Я увидел. Думаю, красивое. Цельное прозрачное красное кружево, демонстрирующее ее соски и открывающее доступ к киске. Облегающий материал на бретельках прилипает к коже, дополняя ее соблазнительную фигуру.
Но я бы все равно предпочел, чтобы мы не делали этого. Для меня секс всегда был постоянным состоянием обыденной разрядки. Я мог обходиться без него даже в течение нескольких месяцев, но, по правде говоря, это могло длиться вечно, поэтому Клара и отправилась искать его в другом месте. В отличие от того, что думают Лэн и остальные, я не против. Единственная проблема — это секретность. Я сказал ей, что у нас могут быть свободные отношения, а она взбесилась и требует моногамии, которой не может придерживаться сама.
Она может трахаться с кем угодно, но сегодня она решила, что это буду я.
— Ты так хорошо пахнешь, малыш.
Я стараюсь не погружаться в мысли, правда, но теперь, когда она меня так назвала, я не могу не представить себе другие, более жестокие губы, целующие мою шею.
Ее — мягкие, его — чертовски дикие.
Сосредоточься.
Она не замечает пластырь, наклеенный на второй засос, который он поставил мне на том же самом гребаном месте. Как дикарь. Только теперь у меня не только след на адамовом яблоке. Они еще и по всей груди — темно-красные и фиолетовые, как будто у меня синяки.
Учитывая то, что Николай вытворял сегодня в углу, так оно и есть.
Пальцы Клары хватают мою футболку, пытаясь ее снять, но я стягиваю ее обратно, целуя ее в шею, отказываясь снова зацикливаться на своих мыслях.
Я вдыхаю ее цветочные духи и стараюсь не задохнуться ими. Мне никогда не нравился этот запах.
Это потому, что ты предпочитаешь что-то более мужественное. Воспоминания о бергамоте и мяте заполняют мое сознание, и я напрягаюсь.
Нет.
Она стонет, и я ненавижу, как мягко это звучит. Прижимается ко мне, и я ненавижу, насколько нежной ощущается ее кожа.
Ее грудь трется и скользит по моей, но все, о чем я могу думать, — это твердые мышцы.

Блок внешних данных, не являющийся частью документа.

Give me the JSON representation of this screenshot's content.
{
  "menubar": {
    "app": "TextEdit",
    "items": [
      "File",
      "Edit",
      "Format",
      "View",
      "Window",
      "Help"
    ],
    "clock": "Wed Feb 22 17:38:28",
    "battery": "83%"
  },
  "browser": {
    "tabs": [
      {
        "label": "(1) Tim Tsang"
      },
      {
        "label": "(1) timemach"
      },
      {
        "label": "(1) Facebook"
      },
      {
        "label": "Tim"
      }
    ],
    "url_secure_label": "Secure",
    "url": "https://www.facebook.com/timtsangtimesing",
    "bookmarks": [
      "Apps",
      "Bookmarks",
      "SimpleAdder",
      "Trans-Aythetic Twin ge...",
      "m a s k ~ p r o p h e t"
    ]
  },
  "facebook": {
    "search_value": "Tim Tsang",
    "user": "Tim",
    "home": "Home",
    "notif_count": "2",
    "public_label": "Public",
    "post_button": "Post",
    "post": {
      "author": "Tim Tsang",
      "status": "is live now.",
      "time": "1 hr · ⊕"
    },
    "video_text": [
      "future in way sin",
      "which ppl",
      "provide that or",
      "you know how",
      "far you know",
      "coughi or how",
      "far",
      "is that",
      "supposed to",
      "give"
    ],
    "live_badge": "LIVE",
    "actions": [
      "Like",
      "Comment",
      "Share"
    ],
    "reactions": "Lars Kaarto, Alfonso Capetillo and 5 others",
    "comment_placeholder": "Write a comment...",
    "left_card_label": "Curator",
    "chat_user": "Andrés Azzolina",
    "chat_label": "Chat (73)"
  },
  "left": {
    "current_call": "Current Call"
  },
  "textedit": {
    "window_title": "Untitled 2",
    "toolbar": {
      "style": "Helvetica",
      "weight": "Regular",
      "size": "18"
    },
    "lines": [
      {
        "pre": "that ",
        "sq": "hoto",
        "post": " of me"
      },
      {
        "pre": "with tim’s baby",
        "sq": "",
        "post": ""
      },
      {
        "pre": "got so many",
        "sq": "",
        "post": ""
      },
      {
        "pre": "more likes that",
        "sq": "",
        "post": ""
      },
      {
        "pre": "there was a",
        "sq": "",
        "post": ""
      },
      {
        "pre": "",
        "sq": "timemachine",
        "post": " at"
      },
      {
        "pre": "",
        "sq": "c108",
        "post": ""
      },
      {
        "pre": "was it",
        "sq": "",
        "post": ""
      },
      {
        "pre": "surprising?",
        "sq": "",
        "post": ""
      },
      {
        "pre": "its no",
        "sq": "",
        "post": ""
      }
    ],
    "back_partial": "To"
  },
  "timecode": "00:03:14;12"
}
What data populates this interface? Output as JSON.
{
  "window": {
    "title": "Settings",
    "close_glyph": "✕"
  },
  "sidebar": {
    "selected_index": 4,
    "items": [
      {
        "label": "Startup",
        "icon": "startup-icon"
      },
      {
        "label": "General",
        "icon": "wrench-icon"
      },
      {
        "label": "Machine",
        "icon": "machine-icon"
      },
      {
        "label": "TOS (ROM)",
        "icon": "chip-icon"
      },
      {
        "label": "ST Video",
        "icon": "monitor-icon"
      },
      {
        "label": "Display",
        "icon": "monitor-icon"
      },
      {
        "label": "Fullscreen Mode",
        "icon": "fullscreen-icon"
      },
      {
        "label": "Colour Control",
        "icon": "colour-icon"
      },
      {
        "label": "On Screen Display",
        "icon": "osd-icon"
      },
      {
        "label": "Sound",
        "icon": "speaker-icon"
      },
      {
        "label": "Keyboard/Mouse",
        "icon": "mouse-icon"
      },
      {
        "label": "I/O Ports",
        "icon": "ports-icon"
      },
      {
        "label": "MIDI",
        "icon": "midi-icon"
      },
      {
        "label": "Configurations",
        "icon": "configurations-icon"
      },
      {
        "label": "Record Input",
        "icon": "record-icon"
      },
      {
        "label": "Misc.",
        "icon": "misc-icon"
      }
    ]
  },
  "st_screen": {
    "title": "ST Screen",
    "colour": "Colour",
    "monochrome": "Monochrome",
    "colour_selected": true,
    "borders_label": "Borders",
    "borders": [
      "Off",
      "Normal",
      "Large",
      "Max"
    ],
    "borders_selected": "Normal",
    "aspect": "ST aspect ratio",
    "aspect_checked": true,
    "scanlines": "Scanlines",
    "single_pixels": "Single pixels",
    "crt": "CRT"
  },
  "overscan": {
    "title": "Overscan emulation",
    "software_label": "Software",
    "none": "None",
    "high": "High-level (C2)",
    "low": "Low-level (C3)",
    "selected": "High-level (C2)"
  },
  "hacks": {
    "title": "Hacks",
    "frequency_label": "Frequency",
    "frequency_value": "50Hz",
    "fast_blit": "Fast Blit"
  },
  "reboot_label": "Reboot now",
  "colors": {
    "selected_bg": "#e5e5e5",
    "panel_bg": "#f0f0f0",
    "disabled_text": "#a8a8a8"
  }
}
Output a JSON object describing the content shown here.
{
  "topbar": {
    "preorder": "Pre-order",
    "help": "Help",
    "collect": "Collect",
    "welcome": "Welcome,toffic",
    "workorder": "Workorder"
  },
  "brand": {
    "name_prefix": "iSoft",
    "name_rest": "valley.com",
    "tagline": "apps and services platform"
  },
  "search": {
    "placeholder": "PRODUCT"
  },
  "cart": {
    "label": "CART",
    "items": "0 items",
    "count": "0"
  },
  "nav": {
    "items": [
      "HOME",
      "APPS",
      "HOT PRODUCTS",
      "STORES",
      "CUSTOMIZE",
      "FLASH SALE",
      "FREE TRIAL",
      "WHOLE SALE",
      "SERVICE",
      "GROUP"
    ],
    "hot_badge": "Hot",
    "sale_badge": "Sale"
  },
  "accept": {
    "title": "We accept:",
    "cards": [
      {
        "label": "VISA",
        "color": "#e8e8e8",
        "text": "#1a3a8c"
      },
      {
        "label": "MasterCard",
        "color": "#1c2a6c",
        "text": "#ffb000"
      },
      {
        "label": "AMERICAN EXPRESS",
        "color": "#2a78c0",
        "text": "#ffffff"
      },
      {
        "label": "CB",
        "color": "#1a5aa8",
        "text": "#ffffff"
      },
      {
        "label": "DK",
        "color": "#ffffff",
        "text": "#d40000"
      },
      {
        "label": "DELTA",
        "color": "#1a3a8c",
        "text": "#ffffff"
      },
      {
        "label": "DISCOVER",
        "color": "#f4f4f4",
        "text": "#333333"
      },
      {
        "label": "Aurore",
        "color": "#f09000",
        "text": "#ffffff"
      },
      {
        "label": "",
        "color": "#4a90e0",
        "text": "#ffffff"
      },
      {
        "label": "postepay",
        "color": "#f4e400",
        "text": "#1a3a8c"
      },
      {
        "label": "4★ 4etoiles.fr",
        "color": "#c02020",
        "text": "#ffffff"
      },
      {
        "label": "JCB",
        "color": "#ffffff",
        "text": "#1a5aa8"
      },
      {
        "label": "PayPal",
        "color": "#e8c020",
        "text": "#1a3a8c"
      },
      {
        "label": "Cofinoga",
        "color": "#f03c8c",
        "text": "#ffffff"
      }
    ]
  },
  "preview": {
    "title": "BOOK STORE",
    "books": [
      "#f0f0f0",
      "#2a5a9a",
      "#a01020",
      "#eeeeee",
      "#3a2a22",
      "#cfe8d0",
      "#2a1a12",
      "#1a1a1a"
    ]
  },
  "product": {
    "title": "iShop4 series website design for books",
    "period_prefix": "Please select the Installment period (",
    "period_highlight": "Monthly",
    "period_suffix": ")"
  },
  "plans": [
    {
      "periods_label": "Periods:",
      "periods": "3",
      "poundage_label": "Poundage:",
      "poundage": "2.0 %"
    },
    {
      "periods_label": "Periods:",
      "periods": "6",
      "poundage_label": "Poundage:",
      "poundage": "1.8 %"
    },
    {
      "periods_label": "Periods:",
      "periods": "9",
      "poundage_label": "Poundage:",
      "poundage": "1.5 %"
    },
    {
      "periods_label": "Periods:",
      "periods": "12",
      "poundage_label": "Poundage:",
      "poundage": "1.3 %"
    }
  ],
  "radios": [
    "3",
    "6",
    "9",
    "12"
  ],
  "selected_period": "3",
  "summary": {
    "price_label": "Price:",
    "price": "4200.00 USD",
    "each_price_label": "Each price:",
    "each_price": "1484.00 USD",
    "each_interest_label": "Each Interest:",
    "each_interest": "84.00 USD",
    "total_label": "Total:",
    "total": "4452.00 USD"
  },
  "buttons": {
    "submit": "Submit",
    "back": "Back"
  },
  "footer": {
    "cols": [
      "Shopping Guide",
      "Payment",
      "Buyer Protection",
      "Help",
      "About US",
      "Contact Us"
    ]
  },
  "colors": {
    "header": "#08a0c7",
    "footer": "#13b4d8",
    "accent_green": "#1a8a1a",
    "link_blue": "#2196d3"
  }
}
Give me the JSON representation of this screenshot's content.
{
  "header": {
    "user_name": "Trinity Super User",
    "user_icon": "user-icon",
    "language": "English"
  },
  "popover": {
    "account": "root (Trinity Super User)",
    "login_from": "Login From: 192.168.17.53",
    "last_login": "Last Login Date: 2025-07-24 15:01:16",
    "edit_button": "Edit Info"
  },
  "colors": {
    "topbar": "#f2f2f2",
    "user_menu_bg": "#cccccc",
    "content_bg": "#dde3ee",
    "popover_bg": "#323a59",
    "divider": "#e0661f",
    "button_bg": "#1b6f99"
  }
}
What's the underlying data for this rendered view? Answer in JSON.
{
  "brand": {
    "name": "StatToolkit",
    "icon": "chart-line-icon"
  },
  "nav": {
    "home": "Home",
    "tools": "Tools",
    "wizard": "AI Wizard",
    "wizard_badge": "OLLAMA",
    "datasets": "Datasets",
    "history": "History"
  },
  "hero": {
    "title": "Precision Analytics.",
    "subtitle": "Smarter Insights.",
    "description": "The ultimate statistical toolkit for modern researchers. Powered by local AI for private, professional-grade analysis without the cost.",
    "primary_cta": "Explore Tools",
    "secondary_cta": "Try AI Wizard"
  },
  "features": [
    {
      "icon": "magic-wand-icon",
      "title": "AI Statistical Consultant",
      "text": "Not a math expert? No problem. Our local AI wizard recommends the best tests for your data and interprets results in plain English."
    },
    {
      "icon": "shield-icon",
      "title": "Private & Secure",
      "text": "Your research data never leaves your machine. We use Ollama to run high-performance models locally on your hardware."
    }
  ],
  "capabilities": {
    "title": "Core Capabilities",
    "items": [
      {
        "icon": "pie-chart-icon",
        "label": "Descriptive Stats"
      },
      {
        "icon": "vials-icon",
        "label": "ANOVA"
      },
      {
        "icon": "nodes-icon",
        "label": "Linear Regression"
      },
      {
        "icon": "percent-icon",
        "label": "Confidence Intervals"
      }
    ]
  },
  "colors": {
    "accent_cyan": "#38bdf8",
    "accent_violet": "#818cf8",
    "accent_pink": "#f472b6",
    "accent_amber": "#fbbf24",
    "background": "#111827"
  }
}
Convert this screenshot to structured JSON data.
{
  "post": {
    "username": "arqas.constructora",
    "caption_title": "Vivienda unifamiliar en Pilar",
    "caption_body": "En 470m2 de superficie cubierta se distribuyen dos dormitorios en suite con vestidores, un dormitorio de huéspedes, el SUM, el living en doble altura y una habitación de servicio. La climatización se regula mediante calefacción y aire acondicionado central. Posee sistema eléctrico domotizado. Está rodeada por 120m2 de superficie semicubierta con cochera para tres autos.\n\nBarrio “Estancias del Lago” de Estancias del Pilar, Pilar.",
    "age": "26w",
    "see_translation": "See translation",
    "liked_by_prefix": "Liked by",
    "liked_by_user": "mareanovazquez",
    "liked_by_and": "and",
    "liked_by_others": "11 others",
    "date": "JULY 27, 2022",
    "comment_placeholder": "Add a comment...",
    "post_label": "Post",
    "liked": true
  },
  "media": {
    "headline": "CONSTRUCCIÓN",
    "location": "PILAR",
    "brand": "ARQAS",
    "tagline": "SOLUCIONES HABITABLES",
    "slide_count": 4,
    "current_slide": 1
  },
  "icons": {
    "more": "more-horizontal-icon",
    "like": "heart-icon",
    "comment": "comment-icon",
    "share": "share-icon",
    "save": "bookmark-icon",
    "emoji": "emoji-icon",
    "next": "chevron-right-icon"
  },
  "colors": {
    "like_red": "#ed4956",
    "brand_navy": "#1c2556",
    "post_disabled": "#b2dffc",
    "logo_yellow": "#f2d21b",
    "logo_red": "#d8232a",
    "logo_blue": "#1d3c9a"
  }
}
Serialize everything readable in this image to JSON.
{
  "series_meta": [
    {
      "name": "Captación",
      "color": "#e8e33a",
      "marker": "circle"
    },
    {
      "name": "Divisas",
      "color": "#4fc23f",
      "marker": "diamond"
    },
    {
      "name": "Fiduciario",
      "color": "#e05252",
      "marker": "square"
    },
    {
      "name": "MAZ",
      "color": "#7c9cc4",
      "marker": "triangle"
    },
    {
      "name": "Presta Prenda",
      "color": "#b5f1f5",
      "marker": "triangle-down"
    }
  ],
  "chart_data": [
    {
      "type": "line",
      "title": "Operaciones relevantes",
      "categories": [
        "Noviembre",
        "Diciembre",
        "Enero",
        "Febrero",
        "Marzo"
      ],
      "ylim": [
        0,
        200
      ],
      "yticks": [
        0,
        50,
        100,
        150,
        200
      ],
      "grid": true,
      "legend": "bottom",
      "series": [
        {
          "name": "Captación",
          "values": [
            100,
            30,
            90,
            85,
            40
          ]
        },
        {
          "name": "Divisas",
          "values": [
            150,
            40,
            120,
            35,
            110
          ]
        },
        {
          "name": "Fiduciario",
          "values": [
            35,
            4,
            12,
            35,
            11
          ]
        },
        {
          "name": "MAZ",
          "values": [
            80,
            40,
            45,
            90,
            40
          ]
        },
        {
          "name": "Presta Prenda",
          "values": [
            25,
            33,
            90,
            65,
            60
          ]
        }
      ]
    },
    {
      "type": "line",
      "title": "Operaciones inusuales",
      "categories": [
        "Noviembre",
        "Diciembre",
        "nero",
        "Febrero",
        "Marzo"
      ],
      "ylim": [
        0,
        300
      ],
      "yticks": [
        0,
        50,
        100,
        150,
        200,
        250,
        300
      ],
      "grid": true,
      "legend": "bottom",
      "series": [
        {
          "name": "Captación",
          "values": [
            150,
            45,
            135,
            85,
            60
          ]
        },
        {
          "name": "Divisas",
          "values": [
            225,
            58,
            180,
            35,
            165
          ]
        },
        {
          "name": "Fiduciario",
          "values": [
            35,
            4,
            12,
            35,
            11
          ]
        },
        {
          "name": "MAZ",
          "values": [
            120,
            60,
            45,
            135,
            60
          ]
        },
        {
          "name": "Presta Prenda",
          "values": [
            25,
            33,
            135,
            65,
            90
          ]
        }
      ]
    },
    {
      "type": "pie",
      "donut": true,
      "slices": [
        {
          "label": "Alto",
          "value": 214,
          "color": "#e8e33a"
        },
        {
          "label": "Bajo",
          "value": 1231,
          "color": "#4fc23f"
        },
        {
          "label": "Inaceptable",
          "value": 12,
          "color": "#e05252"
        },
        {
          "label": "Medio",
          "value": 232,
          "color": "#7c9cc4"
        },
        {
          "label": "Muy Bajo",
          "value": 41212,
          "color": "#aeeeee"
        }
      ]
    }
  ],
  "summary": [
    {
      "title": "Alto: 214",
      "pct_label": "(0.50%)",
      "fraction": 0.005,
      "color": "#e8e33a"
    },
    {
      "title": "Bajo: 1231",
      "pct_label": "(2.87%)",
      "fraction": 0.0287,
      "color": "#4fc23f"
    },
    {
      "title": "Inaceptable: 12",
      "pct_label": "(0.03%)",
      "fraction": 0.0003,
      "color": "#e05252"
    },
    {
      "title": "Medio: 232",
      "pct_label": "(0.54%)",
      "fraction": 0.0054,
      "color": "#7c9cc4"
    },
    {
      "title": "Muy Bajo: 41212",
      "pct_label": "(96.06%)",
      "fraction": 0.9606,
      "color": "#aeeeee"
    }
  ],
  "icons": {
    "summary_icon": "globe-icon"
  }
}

Ты возбужден из-за меня, а не из-за нее.
Звук его голоса в моей голове вызывает подергивание в моем спящем члене.
Блять.
Блять.
Блять!
Я резко отстраняюсь от Клары, в голове царит тревожный хаос.
Она не понимает намека и снова направляется ко мне с блестящими глазами, ее светлые волосы развеваются по пояснице.
Я делаю еще один шаг назад и поднимаю руку.
— Я просто не в настроении, Клара. Прости. Думаю, устал после игры.
Ее улыбка в лучшем случае вынужденная, так как она тянется к моему ремню.
— Я могу помочь тебе избавиться от этого напряжения, красавчик.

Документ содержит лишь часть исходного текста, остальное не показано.